Been a while since anyone replied to this post but thought I'd chime in. I have read SO many posts on this and other sites that were very helpful in making me FEEL prepared however, as several have said, I learned that everyone's experience is highly individualized. I am going to begin journaling my case here in a new post in the near future as I hope to give back the same way other posters did for me.
As for balance though, let me share briefly my experience with this. I had a 3cm AN removed via translab approach 11/2017 - about 10 weeks ago. I had NO balance issues prior to surgery but had sudden hearing loss 5 years prior which led to discovery of a 3cm tumor (and something the MRI didn't show until surgery, a cystic mass attached that ended up being almost the size of a tennis ball). I am 42 years old, was very athletic all my life and until recently, played high intensity sports multiple times per week and ran regularly. After surgery, I was SO dizzy and my wife said while I was in ICU I was constantly calling for help because I was "falling" off the bed. The 5 days I was in the hospital got better each day and I walked out of the hospital on my own two feet. That's the positive part.

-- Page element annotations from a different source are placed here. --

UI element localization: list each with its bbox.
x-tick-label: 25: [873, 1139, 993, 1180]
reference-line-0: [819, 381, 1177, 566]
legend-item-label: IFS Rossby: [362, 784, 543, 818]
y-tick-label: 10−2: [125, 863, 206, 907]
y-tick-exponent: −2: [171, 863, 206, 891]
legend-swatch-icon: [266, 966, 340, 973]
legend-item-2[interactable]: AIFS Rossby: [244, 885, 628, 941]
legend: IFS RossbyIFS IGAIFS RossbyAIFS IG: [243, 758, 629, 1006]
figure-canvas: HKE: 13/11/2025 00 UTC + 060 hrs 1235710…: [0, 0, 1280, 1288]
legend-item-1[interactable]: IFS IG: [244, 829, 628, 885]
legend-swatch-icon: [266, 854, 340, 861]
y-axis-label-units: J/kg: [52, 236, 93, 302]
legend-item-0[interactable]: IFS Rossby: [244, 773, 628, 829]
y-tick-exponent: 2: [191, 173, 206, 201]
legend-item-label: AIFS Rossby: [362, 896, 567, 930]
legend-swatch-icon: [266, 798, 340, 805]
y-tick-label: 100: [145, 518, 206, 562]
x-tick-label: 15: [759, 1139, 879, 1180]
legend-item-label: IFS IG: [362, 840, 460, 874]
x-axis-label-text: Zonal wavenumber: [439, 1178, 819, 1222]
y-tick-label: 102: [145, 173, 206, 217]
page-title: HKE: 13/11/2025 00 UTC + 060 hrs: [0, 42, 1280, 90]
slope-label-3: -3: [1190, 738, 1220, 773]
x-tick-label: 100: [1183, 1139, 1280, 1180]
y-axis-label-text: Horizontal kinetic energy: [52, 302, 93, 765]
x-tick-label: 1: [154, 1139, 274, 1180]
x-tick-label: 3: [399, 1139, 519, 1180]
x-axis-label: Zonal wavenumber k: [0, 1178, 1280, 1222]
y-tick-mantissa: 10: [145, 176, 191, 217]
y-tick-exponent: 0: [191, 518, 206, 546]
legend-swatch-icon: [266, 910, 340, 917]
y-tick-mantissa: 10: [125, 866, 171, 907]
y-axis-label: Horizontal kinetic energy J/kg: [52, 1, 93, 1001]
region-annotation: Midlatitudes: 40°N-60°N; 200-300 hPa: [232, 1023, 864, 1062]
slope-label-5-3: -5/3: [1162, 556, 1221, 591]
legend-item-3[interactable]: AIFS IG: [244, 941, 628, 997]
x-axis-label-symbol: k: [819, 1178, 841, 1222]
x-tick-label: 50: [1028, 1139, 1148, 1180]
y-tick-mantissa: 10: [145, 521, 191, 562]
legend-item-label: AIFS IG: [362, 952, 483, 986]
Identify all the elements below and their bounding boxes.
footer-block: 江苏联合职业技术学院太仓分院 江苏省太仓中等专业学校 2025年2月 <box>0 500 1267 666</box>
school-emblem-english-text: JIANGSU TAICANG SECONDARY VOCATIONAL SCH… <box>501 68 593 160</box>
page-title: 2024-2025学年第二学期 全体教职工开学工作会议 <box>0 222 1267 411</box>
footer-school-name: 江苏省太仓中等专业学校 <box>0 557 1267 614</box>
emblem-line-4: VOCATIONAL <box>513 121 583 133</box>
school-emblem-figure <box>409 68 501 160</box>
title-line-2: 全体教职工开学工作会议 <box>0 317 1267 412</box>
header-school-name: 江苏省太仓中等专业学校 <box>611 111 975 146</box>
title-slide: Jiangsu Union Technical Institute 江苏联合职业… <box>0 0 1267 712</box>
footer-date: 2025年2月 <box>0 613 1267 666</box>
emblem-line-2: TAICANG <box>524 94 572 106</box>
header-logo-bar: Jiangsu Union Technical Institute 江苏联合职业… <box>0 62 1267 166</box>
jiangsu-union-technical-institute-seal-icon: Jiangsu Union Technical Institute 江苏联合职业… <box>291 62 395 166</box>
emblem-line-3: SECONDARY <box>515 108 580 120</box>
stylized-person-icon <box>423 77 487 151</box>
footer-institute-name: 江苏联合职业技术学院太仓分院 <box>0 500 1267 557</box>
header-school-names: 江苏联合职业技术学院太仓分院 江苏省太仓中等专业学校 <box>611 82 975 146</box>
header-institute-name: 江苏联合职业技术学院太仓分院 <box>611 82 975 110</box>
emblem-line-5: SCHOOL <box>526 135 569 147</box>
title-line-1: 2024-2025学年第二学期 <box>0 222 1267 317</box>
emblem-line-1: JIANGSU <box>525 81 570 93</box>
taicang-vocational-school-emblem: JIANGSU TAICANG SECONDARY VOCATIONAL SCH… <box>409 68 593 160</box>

The negative part is that despite weekly vestibular therapy ever since, my balance improved but plateaued. I definitely cannot run or play sports right now. On good days I can walk unassisted and drive. On bad days I sit and watch the world spin and don't dare try to drive, have to shuffle slowly and look directly at the ground in front of me or I fall. There are still unresolved complications in my case and my doctors are doing all they can to help understand and resolve them.
My biggest point in this brief post for anyone reading is this: There are no typical cases. Read the experiences of others and just take them all in with the understanding that there is a WIDE spectrum and you could fall anywhere along that spectrum. In my opinion with hindsight, I made the mistake of correlating great health, a young age, athletic lifestyle and top quality medical care with perfect healing and no issues and that is not the case for me. Had I gone into this more skeptical and pessimistic, I'd be doing a lot better with all this emotionally, but because I went into the procedure expecting to bounce back quickly and like so many posters "have no balance issues after 2 weeks" and then didn't, I've slipped into depression and am now battling that. Your chances are the same as anyone's. You may bounce back from this and into a completely normal life or you may have to redefine what "normal life" means for you and reevaluate your lifestyle based on you physically can and can't do and try to be grateful the AN didn't kill you and that you made it through the surgery. At least that's what I'm trying to do.
Trust your doctors, trust your instincts, be prepared for anything. We'll all get through this. I very much hope to make another post in weeks/months, hopefully not years that I'm back to playing high level sports but today I was happy to make it up the stairs after walking to my mailbox.
To whomever is reading this, I wish you the very best for a speedy and uneventful recovery.